Department of Pathology, Chhatrapati Shahuji Maharaj Medical University, and Era's Lucknow Hospital, Lucknow, India.
Respirology. 2010 Feb;15(2):349-56. doi: 10.1111/j.1440-1843.2009.01703.x.
Levels of lipid peroxidation, nitric oxide and glutathione, as well as superoxide dismutase activity were evaluated in non-small cell lung cancer patients before and after chemotherapy. Oxidative stress was shown to influence treatment efficacy and survival of these patients.
The aim of this study was to assess the level of oxidative stress after chemotherapy in non-small cell lung cancer patients, and its association with treatment response and survival.
Two hundred and three previously untreated non-small cell lung cancer patients and 150 healthy subjects were selected for the study. Patients received cisplatin+etoposide, and were followed for up to six cycles, for evaluation of oxidative stress. Blood levels of lipid peroxidation products (LPO), glutathione (GSH) and nitric oxide (NO), and superoxide dismutase (SOD) activity were measured at day 0 and after the third and sixth cycles of chemotherapy. Response and survival were measured at the end of follow up. Survival was estimated by the Kaplan-Meier method using the log-rank test.

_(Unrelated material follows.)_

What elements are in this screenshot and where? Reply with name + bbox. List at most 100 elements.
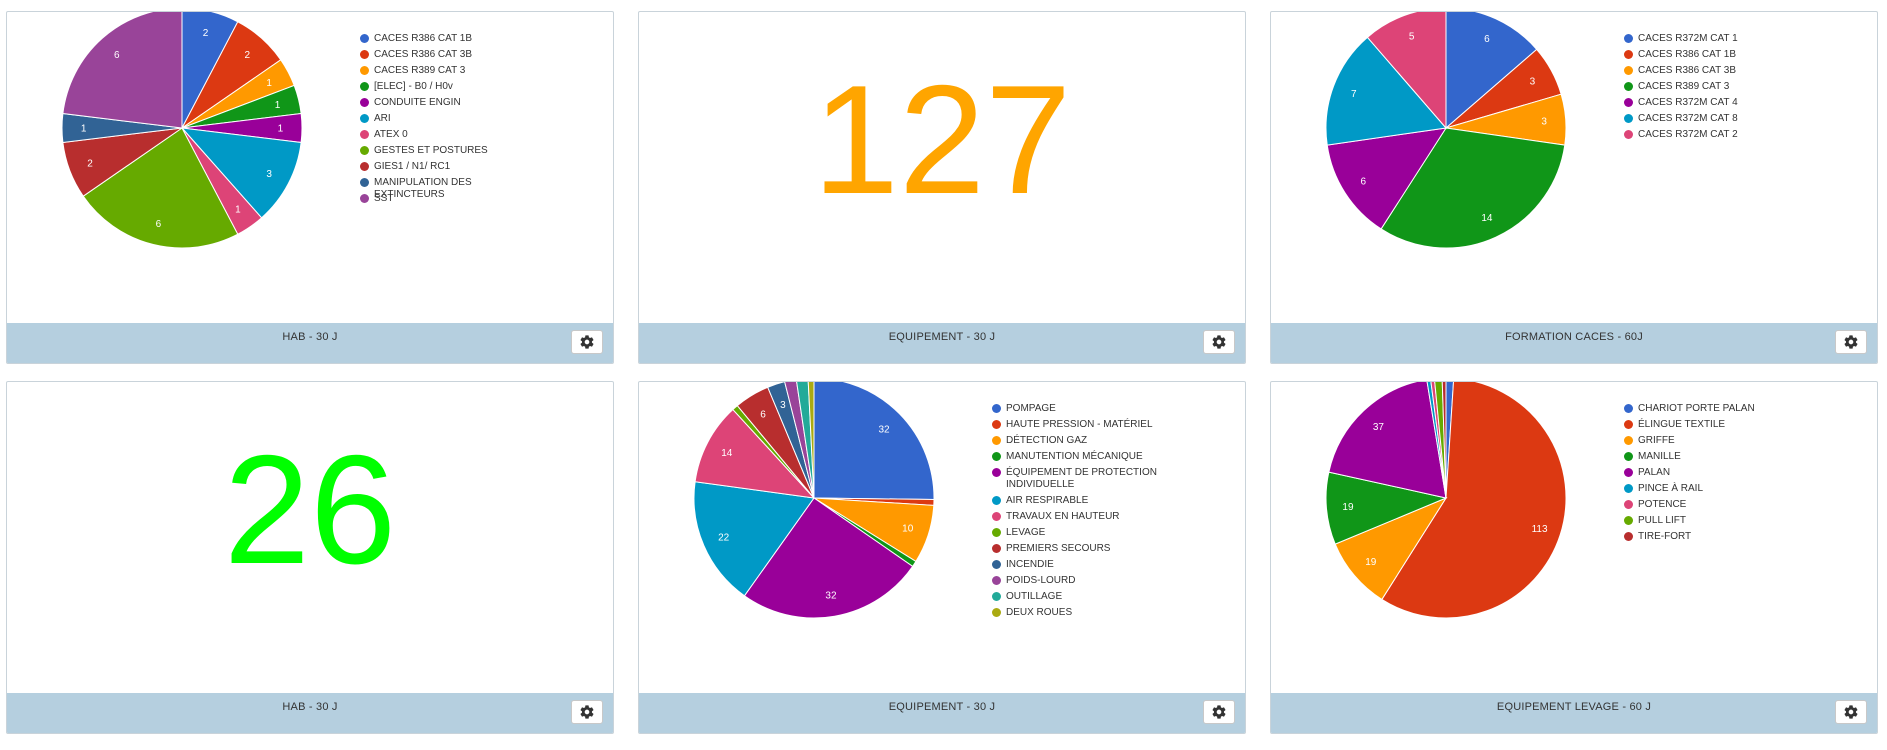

In the patients, pretreatment levels of LPO and NO were low, while GSH and SOD levels were high compared with those after the third and sixth cycles of chemotherapy. Among the 203 patients, there were 51 deaths, 82 non-responders and 70 responders at the end of the sixth cycle. Overall mean survival was higher among responders than non-responders (24.6 vs 21.2 weeks, P<0.01). The hazard ratio was 2.4 (95% CI: 1.3-3.77). Pretreatment levels of oxidative stress were similar among responders and non-responders (P>0.05). After the third and sixth cycles of chemotherapy, LPO and NO levels were low (P<0.05 or P<0.01) and GSH levels and SOD activity were high (P<0.05 or P<0.01) in responders as compared with non-responders.
In lung cancer patients, oxidative stress increased and anti-oxidant enzymes decreased as the disease progressed. Chemotherapy may suppress oxidative stress and decreased anti-oxidant enzyme activity in responders as compared with non-responders. These effects may contribute to improved survival among responders.
非小细胞肺癌患者化疗前后脂质过氧化水平、一氧化氮和谷胱甘肽水平以及超氧化物歧化酶活性的评估。氧化应激被证明会影响这些患者的治疗效果和生存。
本研究旨在评估非小细胞肺癌患者化疗后氧化应激的水平及其与治疗反应和生存的关系。
选择 203 例未经治疗的非小细胞肺癌患者和 150 例健康对照者进行研究。患者接受顺铂+依托泊苷治疗,并进行了最多 6 个周期的随访,以评估氧化应激。在第 0 天和第 3 个和第 6 个化疗周期后,测量血液中脂质过氧化产物(LPO)、谷胱甘肽(GSH)和一氧化氮(NO)的水平以及超氧化物歧化酶(SOD)的活性。在随访结束时测量反应和生存情况。使用对数秩检验通过 Kaplan-Meier 方法估计生存。
在患者中,与第 3 个和第 6 个化疗周期后相比,LPO 和 NO 的预处理水平较低,而 GSH 和 SOD 水平较高。在 203 例患者中,第 6 个周期结束时死亡 51 例,无反应者 82 例,反应者 70 例。反应者的总体平均生存时间高于无反应者(24.6 与 21.2 周,P<0.01)。风险比为 2.4(95%CI:1.3-3.77)。反应者和无反应者的预处理氧化应激水平相似(P>0.05)。与无反应者相比,第 3 个和第 6 个化疗周期后,LPO 和 NO 水平较低(P<0.05 或 P<0.01),GSH 水平和 SOD 活性较高(P<0.05 或 P<0.01)。
在肺癌患者中,随着疾病的进展,氧化应激增加,抗氧化酶减少。与无反应者相比,化疗可能会抑制反应者的氧化应激和抗氧化酶活性降低。这些影响可能有助于提高反应者的生存。